A veces, revisamos en estas fechas todo lo que nos falta.

 

Pronto vamos a empezar un nuevo año y es interesante elegir un buen punto de partida. A veces, revisamos en estas fechas todo lo que nos falta, lo que deberíamos lograr, y nos situamos ante el tiempo que se inicia desde la perspectiva de esas carencias. Pensamos que la meta es alcanzar un ideal, dar la talla en esta o aquella tarea para que, a partir de ese punto de éxito, podamos desarrollar una vida “lograda”.

 

Sin necesidad de propósitos: estamos completos

Incluso creemos que solo si alcanzamos esa meta, normalmente abstracta, podremos unirnos mejor a Dios. Como si la vida cristiana, para funcionar, necesitara un requisito previo: «si estudio todos los días dos horas», piensa el estudiante; «si estoy atento a esta tarea del trabajo», piensa el profesional; «si cumplo con este plan de vida», piensa el cristiano, «… a partir de ahí lograré una mejor unión con Dios, una vida más plena».

No está mal, desde luego, tener deseos de mejora. Y es noble fomentarlos y pedir a Dios ayuda para lograrlos. Sin embargo, el punto de partida de una vida cristiana sana es el hecho de que ya somos. Estamos completos. Ésa es la gran noticia: Dios me ha creado «y vio que era bueno».

 

El punto de partida es la realidad

El punto de partida es nuestra realidad, tal como es. Una realidad alejada de ideales abstractos: ese estudiante concreto que tiene fallos, esa madre que vive un matrimonio que no es perfecto, ese cristiano que a veces se descuida… Dios no está en el ideal. Su Encarnación, que vamos a celebrar con tanta alegría, se ha producido en la realidad más absoluta. Dios está aquí abajo. Éste es el punto de partida: lo que ya somos. Y es, desde estas circunstancias, frágiles y particulares, con la ayuda del Padre y la fuerza del Espíritu Santo, desde donde podemos caminar hacia donde él nos lleve.

Se trata de un punto de partida que a todos nos cuesta reconocer.
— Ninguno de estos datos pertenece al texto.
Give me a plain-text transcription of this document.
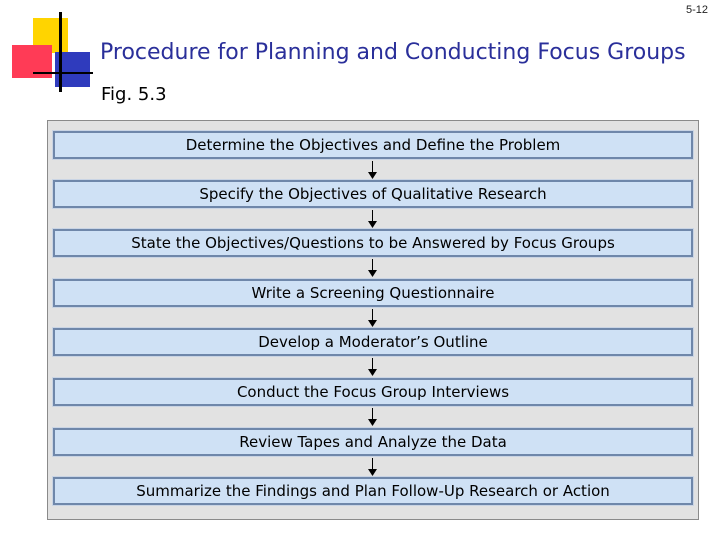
5-12
Procedure for Planning and Conducting Focus Groups
Fig. 5.3
Determine the Objectives and Define the Problem
Specify the Objectives of Qualitative Research
State the Objectives/Questions to be Answered by Focus Groups
Write a Screening Questionnaire
Develop a Moderator’s Outline
Conduct the Focus Group Interviews
Review Tapes and Analyze the Data
Summarize the Findings and Plan Follow-Up Research or Action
Incluso es frecuente encontrar quien no puede percibir, por motivos muy variados, ese don que le configura. Por eso también es tarea de algunos ayudar a reconocerlo, partiendo desde lo que cada uno ve y siente. Sin forzar nunca, a veces dentro de procesos largos y difíciles, pero siempre posibles con la gracia de Dios.

 

Pararse, reconocer y agradecer

Tres palabras nos ayudan en este camino: pararse, reconocer el paso de Dios en nuestra vida y agradecer. Pararse para, desde la calma, caer en la cuenta de la permanente bendición de Dios que nos acompaña, vivir —con la certeza incrustada en el corazón— de que Jesús nos quiere a cada uno como somos. El Niño que va a nacer, el Hombre-Dios que murió y resucitó por mí, envuelve mi vida y mis fallos: ése es el lugar vital, el único punto de partida. Y ante el peso del amor de Dios como lugar que nos constituye solo cabe agradecer con toda el alma ese amor gratuito e incondicional que no pide requisitos. Así empezaremos otro año en el que seguiremos fallando, pero desde la conciencia de que ya somos y de que Dios no nos deja nunca.

Nadie puede quitarnos el amor de Dios (cfr. Rom 8,35-39) por cada uno de nosotros: no nos lo roban ni esos suspensos, que quizá lleguen, ni esas limitaciones como madre o padre, como esposo o como cristiano. El don, lo que ya somos: ése es el único lugar desde el que comenzar con realismo el nuevo año, con un infinito agradecimiento como actitud vital esencial.